If you are a citizen of a foreign country who wishes to enter the United States, you are generally required to obtain a US visa, which will allow you to present yourself to an immigration official at the U.S. border for entry into the U.S. A visa is normally obtained at a U.S. Consulate outside the United States. It classifies the visit as business, tourism, etc. and is usually valid for multiple visits to the United States during a specified period of time.
A US visa does not guarantee entry into the United States. A visa is issued by a Department of State Consular Office abroad, but a separate U.S. agency, the U.S. Customs and Border Protection (CBP), has authority to deny admission at the port of entry. Also, the period for which you are authorized to remain in the U.S. is determined by the USCIS, not the Department of State Consular Office. At the port of entry, a CBP official must authorize your admission to the U.S.
- An immigrant visa (Green Card) is given to someone who intends to live and work permanently in the United States. In most cases, your relative or employer sends an application to the USCIS for you (the beneficiary) to become an immigrant (“legal permanent resident”) and obtain a Green Card. Certain applicants such as investors, workers with extraordinary ability, and certain special immigrants can petition on their own behalf.
- A nonimmigrant visa (US visa) is given to someone who lives in another country and wishes to come temporarily to the United States for a specific purpose. Nonimmigrant visas are given to people such as tourists, business people, students, temporary workers, and diplomats.
Who Needs a US Visa?
Anyone who is traveling to the United States to become an immigrant (legal permanent resident, Green Card holder) must have an immigrant visa. In addition, most people who want to travel to the U.S. as nonimmigrants require a visa. Under the Visa Waiver Program, nationals of qualified countries do not require a visa to apply to enter the U.S. as a visitor for business or pleasure if staying for no more than 90 days. In addition, Canadians do not generally require a nonimmigrant (visitor) visa unless they are coming to the United States as a Treaty Trader. Some other categories of aliens do not require visas.

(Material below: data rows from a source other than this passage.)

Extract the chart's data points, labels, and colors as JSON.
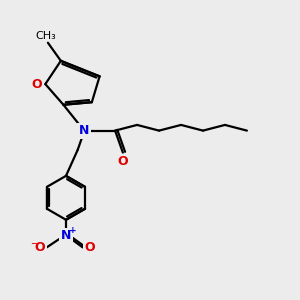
{
  "bg_color": "#ececec",
  "bond_color": "#000000",
  "N_color": "#0000dd",
  "O_color": "#dd0000",
  "lw": 1.6,
  "fsz": 9,
  "xlim": [
    -1.0,
    10.5
  ],
  "ylim": [
    -0.8,
    9.5
  ]
}
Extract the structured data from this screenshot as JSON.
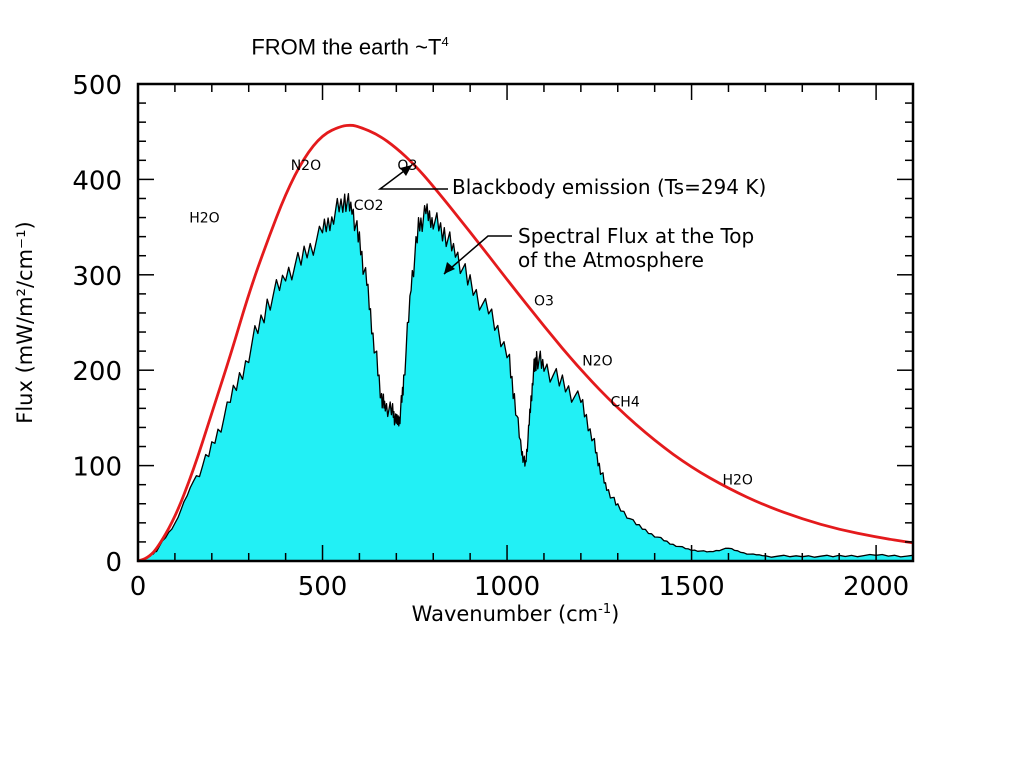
{
  "slide": {
    "title": "FROM the earth ~T",
    "title_sup": "4"
  },
  "chart_data": {
    "type": "area",
    "title": "",
    "xlabel": "Wavenumber (cm",
    "xlabel_sup": "-1",
    "xlabel_end": ")",
    "ylabel": "Flux (mW/m²/cm⁻¹)",
    "xlim": [
      0,
      2100
    ],
    "ylim": [
      0,
      500
    ],
    "xticks": [
      0,
      500,
      1000,
      1500,
      2000
    ],
    "yticks": [
      0,
      100,
      200,
      300,
      400,
      500
    ],
    "grid": false,
    "colors": {
      "blackbody": "#e41a1c",
      "flux_fill": "#22f0f5",
      "flux_line": "#000000"
    },
    "series": [
      {
        "name": "Blackbody emission (Ts=294 K)",
        "kind": "line",
        "x": [
          0,
          25,
          50,
          100,
          150,
          200,
          250,
          300,
          350,
          400,
          450,
          500,
          550,
          580,
          600,
          650,
          700,
          750,
          800,
          900,
          1000,
          1100,
          1200,
          1300,
          1400,
          1500,
          1600,
          1700,
          1800,
          1900,
          2000,
          2100
        ],
        "y": [
          0,
          3,
          12,
          45,
          95,
          155,
          215,
          280,
          335,
          385,
          423,
          447,
          456,
          457,
          455,
          447,
          433,
          415,
          393,
          345,
          295,
          246,
          200,
          160,
          126,
          98,
          76,
          58,
          44,
          33,
          25,
          19
        ]
      },
      {
        "name": "Spectral Flux at the Top of the Atmosphere",
        "kind": "area",
        "x": [
          0,
          25,
          50,
          100,
          150,
          200,
          250,
          300,
          350,
          400,
          450,
          500,
          530,
          560,
          580,
          600,
          620,
          640,
          660,
          670,
          690,
          700,
          710,
          720,
          740,
          760,
          780,
          800,
          830,
          860,
          900,
          950,
          1000,
          1020,
          1040,
          1050,
          1060,
          1070,
          1080,
          1100,
          1150,
          1200,
          1230,
          1250,
          1270,
          1300,
          1350,
          1400,
          1450,
          1500,
          1550,
          1600,
          1650,
          1700,
          1800,
          1900,
          2000,
          2100
        ],
        "y": [
          0,
          4,
          12,
          40,
          85,
          125,
          175,
          230,
          280,
          310,
          330,
          355,
          375,
          390,
          380,
          345,
          300,
          240,
          180,
          170,
          165,
          152,
          160,
          200,
          300,
          360,
          375,
          370,
          355,
          335,
          300,
          270,
          235,
          180,
          120,
          105,
          150,
          205,
          225,
          215,
          195,
          175,
          140,
          105,
          80,
          60,
          40,
          28,
          18,
          12,
          10,
          14,
          8,
          6,
          6,
          6,
          7,
          6
        ]
      }
    ],
    "annotations": [
      {
        "text": "H2O",
        "x": 180,
        "y": 355
      },
      {
        "text": "N2O",
        "x": 455,
        "y": 410
      },
      {
        "text": "O3",
        "x": 730,
        "y": 410
      },
      {
        "text": "CO2",
        "x": 625,
        "y": 368
      },
      {
        "text": "O3",
        "x": 1100,
        "y": 268
      },
      {
        "text": "N2O",
        "x": 1245,
        "y": 205
      },
      {
        "text": "CH4",
        "x": 1320,
        "y": 162
      },
      {
        "text": "H2O",
        "x": 1625,
        "y": 80
      }
    ]
  }
}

- US Visas (Nonimmigrant Visas)
- Green Card Issues (US Immigrant Visas, US Immigration)
- US Work Visas (US Employment Visas) (whether immigrant or nonimmigrant)
- Visa Waiver Program (for entering without a visa)
Visa Ineligibility / Waiver
There are categories of persons ineligible to receive visas under U.S. law. In some instances an applicant who is ineligible, but who is otherwise properly classifiable as a visitor, may apply for a waiver of ineligibility and be issued a visa if the waiver is approved. If you are found to be ineligible, the consular officer will advise you of any waivers.
If My US Visa is Denied
For an explanation of the most common circumstance under which a US visa is denied, as well as your right to reapply, see Visa Denied, Visa Refused Under 214b (Nonimmigrant Visa Denials, Visa Refusals).
How Do I Extend a US Visa?
Certain visas may be revalidated in the U.S., while others must be reissued at a U.S. consulate or embassy abroad. In any event, you should understand that your permission to remain in the United States is determined by the Arrival-Departure Record (Form I-94) that you receive from the CBP when you enter the country. If you want to stay longer than the date authorized by your CBP Form I-94, you must apply for an extension with the U.S. Citizenship and Immigration Services (the USCIS generally will not extend your stay longer than the validity of your visa).